Erfurter Katholikentag endet mit Aufruf zu einem friedvollen Zusammenleben
Abschluss des 103. Katholikentags mit festlichem Freiluft-Gottesdienst am Erfurter Dom
Katholikentags-Chefin betont gesellschaftspolitischen Anspruch und Aufruf zum Frieden
Umfangreiches spirituelles Angebot begeistert Tausende in Erfurt
Vor der eindrucksvollen Kulisse des Erfurter Doms haben am Sonntag, 2. Juni 2024, rund 12.000 Menschen mit einem festlichen Freiluft-Gottesdienst den Abschluss des 103. Deutschen Katholikentags gefeiert. Seit Mittwochabend hatten in der thüringischen Landeshauptstadt insgesamt rund 23.000 Katholikentags-Teilnehmende miteinander diskutiert, gebetet, gesungen und ihren Glauben gefeiert.
Katholikentags-Chefin Irme Stetter-Karp markierte in ihrem Abschluss-Statement den gesellschaftspolitischen Anspruch der christlichen Großtreffen. Sie rief dazu auf, die Würde aller Menschen und den öffentlichen Raum gegen Angriffe zu verteidigen. Die Botschaft des Erfurter Katholikentags laute: „Wir wollen miteinander leben – nicht gegeneinander! Wir wollen den Frieden suchen – und dem Hass widerstehen. Wir wollen unsere Demokratie mit Leben füllen und als Kirche ein Haus sein, das unsere Suche nach dem Mehr stillt“, betonte die Präsidentin des Zentralkomitees der deutschen Katholiken (ZdK), das die 1848 gestarteten Glaubensfeste in Deutschland organisiert.

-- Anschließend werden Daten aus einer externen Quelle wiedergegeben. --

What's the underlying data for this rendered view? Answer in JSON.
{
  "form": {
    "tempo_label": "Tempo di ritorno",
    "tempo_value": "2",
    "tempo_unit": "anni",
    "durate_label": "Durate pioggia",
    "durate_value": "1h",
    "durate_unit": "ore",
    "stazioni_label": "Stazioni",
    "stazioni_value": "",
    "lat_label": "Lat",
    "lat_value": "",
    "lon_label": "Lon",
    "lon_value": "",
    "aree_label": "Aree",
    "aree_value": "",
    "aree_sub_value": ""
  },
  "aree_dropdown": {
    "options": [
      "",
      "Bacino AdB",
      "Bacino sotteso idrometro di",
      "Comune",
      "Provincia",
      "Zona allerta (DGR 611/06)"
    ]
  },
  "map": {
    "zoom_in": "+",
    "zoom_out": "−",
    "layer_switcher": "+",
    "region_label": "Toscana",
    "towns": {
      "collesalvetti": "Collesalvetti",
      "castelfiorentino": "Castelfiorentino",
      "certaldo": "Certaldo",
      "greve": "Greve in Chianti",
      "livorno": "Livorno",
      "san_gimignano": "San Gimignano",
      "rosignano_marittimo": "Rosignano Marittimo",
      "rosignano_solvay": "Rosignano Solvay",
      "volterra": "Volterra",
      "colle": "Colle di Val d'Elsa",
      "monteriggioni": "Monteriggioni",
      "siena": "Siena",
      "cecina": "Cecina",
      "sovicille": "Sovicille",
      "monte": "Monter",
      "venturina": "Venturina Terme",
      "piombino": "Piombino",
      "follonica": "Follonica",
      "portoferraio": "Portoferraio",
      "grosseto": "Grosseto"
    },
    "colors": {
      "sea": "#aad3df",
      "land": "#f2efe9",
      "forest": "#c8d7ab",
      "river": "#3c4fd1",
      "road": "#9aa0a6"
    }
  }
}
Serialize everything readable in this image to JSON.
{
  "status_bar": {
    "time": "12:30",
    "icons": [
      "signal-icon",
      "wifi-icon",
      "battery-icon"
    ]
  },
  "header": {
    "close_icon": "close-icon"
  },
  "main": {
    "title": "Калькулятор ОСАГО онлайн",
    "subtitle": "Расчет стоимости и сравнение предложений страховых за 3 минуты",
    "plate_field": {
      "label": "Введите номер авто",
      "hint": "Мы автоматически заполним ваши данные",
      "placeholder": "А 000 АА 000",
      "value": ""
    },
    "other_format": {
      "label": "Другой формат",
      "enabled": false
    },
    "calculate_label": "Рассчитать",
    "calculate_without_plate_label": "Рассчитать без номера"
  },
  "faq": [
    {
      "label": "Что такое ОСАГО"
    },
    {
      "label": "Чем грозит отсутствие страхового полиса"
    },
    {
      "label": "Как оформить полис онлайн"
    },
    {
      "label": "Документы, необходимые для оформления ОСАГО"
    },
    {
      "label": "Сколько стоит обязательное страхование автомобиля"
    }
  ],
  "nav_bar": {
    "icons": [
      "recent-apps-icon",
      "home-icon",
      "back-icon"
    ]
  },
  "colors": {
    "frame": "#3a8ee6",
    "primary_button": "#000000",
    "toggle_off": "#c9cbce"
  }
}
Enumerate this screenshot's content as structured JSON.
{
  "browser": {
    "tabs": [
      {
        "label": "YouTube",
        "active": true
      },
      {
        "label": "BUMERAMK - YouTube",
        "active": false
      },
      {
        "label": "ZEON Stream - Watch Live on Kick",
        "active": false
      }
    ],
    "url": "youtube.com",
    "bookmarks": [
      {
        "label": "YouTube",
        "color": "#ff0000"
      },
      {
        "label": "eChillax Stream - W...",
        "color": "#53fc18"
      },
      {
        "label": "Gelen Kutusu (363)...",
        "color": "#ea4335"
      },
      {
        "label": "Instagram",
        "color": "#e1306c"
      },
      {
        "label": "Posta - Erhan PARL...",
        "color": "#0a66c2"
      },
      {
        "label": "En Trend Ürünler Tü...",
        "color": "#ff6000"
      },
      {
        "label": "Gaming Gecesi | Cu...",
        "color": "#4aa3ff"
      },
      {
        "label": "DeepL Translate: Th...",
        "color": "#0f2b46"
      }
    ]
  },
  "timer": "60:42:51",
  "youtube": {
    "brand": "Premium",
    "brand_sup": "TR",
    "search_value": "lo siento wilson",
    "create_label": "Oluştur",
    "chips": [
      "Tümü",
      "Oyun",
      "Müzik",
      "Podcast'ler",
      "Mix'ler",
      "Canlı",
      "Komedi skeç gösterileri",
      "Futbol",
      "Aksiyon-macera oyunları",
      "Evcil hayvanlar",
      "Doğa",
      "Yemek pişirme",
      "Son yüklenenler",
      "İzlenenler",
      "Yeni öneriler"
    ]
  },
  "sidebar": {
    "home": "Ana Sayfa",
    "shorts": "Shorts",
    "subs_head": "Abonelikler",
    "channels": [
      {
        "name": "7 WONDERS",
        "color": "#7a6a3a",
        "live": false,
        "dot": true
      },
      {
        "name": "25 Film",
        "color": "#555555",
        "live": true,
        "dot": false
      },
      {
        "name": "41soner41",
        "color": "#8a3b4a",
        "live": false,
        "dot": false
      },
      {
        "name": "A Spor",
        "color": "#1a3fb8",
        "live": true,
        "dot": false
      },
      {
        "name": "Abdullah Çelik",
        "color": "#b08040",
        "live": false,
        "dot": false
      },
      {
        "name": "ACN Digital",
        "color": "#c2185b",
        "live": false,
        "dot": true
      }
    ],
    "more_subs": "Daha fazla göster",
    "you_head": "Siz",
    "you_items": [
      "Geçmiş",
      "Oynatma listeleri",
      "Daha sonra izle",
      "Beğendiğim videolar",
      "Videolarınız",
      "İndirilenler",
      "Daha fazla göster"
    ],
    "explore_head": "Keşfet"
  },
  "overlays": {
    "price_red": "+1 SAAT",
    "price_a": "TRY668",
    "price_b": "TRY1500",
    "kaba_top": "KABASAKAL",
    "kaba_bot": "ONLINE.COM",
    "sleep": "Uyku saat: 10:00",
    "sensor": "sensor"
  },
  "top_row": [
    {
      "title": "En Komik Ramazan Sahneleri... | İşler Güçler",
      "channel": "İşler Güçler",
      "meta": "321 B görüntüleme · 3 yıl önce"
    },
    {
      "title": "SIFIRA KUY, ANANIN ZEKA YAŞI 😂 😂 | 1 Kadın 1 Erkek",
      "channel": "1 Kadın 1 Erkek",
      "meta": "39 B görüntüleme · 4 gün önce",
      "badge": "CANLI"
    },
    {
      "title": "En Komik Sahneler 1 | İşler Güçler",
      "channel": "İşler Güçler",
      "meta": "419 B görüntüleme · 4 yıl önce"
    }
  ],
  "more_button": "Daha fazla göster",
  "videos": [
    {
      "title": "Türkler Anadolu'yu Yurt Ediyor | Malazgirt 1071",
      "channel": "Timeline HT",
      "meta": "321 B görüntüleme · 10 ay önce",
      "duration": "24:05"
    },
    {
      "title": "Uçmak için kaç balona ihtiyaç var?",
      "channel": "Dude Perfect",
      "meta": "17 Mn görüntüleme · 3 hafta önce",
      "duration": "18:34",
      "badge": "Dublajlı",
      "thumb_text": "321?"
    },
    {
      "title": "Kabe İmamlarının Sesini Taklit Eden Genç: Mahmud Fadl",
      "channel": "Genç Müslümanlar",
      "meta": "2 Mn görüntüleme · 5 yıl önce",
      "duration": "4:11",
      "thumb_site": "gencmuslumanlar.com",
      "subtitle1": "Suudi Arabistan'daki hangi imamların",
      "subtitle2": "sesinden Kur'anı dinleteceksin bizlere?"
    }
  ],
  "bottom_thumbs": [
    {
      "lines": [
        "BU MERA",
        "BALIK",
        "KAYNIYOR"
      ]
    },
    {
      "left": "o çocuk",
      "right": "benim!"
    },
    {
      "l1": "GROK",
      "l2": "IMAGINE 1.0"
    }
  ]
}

In Krisen „den entspannten langen Atem des Vertrauens auf Gott mit einbringen“
Zuvor hatte der Limburger Bischof Georg Bätzing, Vorsitzender der Deutschen Bischofskonferenz, in einem Predigtgespräch mit der Mainzer Theologin Juliane Eckstein die Gläubigen dazu ermuntert, sich durch Krisen nicht entmutigen zu lassen. „Gehören nicht Krise und Verlust, Sehnsucht und Verheißung von Anfang an ganz wesentlich zur Kirche dazu? Glaube gibt es nur im Modus der Zerbrechlichkeit.“ Dennoch gebe es gute Gründe für den Glauben, fügte er auf den breiten Stufen zwischen dem Erfurter Dom und der benachbarten Severikirche hinzu. „Wir werden den Krisen, die unser Zusammenleben und die Zukunft unserer Erde bedrohen, eher etwas entgegenhalten können, wenn wir den entspannten langen Atem des Vertrauens auf Gott mit einbringen.“
Erfurter Katholikentag markiert Wendepunkt
Viele Teilnehmende sahen im Erfurter Katholikentag einen Wendepunkt in der Katholikentags-Geschichte: Die Gäste-Zahl markierte einen Tiefpunkt, analog zur kleiner werdenden Zahl der Christinnen und Christen und der kleinen christlichen Minderheit am Austragungsort Erfurt. Mit Blick darauf hatten die Veranstalter das Programm konsequent angepasst und nach viel Kritik an einem zu üppig geratenen Katholikentag in Stuttgart 2022 diesmal „nur“ noch 500 statt 1500 Einzelveranstaltungen geplant. Zugleich blieb jedoch das vielfältige Format des christlichen Großtreffens bestehen, das neben gesellschafts- und kirchenpolitischen Diskussionen viel Kultur, Spiritualität sowie Katholikinnen und Katholiken die Möglichkeit geboten hat, sich als Teil einer nach wie vor großen Gruppe zu erleben.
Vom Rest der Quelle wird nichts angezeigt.